I don’t give excuses to others because I will NOT endorse false obligation in order to seem polite. I will muster all my courage to say the truth, “I don’t want to do that.”
It really does take ALL my courage to say something so bold, to back myself in my desire and will and priorities even as someone else is vulnerably revealing their desire and will and priority. It takes courage because it is a plan to trust them to the suck if they find this confronting of their control and demand patterns.
It requires a taste for eating crow to move beyond excusing my lack of responsibility and take account of who and how I am willing to be in the world, the actions I am actually taking and *exactly* how aligned they are with the values I espouse.
Let me say, though, integrity is rewarding as fuck.
There is no greater endorsement of my value as a facilitator than the experiences others have of relating with me when I am entrusted with responsibility and stewarding accountability.

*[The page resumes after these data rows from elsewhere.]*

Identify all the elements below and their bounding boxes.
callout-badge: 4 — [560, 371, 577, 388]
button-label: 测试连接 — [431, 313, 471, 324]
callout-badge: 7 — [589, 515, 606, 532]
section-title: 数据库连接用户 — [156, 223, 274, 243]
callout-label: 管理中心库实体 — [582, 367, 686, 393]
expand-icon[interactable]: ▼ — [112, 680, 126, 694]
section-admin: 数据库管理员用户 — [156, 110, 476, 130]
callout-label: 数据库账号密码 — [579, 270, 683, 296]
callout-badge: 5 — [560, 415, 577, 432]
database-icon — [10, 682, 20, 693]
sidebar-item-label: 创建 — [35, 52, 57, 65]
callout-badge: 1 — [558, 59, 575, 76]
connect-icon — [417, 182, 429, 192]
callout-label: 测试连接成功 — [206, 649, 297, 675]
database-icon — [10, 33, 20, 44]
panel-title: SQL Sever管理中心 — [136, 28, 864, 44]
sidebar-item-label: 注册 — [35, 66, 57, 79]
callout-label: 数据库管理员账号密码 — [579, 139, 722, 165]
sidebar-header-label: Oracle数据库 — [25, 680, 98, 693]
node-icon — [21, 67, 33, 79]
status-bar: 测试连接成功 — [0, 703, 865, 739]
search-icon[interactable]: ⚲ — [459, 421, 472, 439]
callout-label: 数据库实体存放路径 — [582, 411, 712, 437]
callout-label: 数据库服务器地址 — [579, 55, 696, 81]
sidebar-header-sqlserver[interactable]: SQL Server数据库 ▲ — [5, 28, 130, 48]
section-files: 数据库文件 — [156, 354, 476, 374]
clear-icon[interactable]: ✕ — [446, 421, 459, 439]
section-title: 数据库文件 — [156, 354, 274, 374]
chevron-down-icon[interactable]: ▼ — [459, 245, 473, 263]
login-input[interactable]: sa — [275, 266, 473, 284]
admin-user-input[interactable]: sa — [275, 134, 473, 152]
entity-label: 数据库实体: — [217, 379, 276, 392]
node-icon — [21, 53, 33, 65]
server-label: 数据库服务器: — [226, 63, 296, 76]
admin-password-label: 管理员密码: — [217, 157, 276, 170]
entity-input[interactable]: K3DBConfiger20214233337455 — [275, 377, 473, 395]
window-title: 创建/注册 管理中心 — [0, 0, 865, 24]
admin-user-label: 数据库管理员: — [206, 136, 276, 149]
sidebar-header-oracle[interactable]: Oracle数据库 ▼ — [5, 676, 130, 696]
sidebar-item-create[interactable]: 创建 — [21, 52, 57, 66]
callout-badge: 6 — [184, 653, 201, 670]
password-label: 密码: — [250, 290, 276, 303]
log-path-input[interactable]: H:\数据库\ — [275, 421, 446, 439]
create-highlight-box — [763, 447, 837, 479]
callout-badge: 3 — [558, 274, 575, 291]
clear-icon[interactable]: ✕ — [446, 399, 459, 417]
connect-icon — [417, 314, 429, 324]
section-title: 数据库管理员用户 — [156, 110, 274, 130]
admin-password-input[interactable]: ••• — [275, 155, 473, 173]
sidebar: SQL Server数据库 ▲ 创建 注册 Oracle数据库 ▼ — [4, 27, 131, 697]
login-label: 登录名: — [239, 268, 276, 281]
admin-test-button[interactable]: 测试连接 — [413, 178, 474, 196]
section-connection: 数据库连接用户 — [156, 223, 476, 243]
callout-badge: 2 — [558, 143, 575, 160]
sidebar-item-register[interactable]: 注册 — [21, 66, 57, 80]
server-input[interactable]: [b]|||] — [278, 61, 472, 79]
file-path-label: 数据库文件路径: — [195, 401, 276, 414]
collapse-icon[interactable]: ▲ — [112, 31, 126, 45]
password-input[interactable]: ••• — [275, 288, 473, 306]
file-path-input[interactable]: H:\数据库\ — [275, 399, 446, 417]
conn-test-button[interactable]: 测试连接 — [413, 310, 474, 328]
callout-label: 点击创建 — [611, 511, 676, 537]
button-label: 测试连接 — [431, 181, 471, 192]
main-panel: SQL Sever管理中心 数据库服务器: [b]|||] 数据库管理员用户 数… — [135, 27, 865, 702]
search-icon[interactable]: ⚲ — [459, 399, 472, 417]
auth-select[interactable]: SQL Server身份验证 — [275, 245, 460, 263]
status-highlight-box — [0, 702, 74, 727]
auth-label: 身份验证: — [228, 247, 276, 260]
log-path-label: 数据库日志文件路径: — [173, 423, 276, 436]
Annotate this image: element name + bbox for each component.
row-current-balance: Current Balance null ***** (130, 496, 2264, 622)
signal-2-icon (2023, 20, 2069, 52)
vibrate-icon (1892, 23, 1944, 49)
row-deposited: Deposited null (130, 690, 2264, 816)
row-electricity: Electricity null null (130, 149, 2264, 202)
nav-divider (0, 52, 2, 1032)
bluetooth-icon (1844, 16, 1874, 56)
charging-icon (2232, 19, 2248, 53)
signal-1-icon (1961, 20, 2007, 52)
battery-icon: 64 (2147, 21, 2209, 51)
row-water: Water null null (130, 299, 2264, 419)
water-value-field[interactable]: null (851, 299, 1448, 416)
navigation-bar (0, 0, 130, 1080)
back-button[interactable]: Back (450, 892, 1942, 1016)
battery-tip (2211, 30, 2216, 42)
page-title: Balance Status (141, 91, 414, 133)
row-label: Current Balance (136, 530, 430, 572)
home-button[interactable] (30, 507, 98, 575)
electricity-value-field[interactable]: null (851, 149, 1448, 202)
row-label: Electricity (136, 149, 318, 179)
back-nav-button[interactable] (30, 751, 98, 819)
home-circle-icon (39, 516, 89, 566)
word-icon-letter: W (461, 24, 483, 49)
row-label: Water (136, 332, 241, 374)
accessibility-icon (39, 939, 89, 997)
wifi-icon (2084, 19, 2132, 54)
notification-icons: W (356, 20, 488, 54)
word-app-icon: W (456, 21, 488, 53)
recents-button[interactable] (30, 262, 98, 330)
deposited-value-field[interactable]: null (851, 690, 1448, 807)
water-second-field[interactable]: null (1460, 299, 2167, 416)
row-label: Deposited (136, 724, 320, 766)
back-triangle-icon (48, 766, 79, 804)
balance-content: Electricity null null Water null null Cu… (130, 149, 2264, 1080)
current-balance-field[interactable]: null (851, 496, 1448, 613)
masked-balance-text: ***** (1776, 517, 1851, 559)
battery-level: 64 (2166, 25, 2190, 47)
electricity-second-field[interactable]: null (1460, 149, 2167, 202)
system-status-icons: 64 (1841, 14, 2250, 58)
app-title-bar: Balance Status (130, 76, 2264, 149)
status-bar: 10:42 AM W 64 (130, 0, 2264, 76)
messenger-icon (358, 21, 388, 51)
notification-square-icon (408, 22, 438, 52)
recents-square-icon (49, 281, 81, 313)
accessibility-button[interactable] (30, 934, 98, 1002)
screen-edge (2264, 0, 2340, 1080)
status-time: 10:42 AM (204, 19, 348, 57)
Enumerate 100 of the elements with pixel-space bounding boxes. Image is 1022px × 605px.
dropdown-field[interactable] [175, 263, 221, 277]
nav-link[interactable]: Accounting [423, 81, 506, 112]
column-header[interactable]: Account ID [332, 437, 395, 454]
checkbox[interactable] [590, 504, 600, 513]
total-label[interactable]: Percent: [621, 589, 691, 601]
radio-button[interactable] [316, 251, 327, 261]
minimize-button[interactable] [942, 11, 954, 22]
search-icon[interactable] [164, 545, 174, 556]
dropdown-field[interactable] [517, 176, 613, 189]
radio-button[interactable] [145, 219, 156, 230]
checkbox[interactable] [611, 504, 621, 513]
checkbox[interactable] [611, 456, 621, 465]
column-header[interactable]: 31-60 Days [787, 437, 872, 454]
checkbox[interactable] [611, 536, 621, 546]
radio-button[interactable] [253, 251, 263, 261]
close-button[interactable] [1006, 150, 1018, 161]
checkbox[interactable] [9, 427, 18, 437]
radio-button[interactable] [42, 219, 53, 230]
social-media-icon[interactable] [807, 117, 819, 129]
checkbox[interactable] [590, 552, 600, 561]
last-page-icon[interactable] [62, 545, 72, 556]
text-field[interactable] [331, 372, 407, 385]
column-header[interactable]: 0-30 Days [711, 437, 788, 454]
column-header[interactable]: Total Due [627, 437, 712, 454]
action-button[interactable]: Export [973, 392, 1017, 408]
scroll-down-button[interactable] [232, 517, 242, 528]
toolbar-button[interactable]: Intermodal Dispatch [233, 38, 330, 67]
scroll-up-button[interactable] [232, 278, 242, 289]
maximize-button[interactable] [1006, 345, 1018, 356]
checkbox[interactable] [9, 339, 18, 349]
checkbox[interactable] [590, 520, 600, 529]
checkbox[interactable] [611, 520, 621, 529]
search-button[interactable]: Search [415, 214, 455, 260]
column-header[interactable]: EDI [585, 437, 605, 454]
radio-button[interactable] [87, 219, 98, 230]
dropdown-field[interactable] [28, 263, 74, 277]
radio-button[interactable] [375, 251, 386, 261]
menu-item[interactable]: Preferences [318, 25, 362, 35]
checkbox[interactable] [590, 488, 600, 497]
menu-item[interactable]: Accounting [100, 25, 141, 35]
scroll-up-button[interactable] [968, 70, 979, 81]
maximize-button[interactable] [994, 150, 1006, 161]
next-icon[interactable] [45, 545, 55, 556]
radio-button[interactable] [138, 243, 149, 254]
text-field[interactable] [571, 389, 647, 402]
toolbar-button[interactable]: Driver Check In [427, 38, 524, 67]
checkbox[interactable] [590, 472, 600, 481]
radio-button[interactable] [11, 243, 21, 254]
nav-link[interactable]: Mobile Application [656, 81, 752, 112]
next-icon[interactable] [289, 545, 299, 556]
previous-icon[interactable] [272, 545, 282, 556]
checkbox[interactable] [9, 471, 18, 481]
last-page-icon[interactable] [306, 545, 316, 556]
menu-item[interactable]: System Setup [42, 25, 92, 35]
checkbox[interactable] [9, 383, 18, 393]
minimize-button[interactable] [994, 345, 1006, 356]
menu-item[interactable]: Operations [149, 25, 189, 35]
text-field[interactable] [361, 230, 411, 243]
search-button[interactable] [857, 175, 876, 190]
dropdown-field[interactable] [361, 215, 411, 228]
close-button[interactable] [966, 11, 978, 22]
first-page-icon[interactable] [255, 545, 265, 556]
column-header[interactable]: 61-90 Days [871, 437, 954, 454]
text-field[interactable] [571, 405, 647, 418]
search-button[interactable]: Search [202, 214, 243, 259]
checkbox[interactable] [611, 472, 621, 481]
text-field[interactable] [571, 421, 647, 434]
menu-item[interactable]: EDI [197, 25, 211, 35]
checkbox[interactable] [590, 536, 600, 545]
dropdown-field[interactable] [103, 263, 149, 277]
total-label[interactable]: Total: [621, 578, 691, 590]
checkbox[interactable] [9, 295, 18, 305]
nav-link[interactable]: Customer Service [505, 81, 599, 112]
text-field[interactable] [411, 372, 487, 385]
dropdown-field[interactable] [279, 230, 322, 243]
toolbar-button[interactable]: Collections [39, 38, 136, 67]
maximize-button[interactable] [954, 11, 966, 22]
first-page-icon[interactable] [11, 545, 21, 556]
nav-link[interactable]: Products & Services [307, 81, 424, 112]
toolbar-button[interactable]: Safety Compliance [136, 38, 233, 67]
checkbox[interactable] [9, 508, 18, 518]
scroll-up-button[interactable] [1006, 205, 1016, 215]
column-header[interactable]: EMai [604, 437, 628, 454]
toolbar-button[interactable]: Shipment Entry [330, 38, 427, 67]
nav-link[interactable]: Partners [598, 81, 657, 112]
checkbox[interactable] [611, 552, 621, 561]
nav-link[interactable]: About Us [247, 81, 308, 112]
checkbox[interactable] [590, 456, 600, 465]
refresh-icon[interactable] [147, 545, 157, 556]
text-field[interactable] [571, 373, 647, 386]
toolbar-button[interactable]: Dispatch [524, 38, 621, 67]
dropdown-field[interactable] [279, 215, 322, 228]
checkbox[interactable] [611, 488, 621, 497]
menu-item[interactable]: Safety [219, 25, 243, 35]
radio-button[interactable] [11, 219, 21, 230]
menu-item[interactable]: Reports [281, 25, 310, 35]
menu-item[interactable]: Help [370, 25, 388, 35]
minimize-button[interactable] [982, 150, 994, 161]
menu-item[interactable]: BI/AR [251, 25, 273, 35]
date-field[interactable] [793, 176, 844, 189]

I’ve had one former (gentle) doubter tell me that my way seemed flimsy and self indulgent, as I’m always saying “just be who you want to be!” Yet, in their dealings with me they found me prompt and professional, highly and immediately accountable, a breeze to talent-manage in concert with other factors.
There is no amount of money that could buy me the resources I access via trusting relationship, and no amount of money for which I would sell that trustworthiness. There is no form of recovery, rebuilding, or repair that is sweeter or more efficient than the ongoing harmony of structures that stand in integrity and do not constantly collapse.
This kind of peace is a long-game. It does not tolerate shortcuts or intermittent commitment, and truly those don’t even make sense in light of the peace available via integrity. The rewards for my success in integrity ripple through my life and the lives of others. The punishments for my failures ripple, too, though they hurt me most of all, as a gift.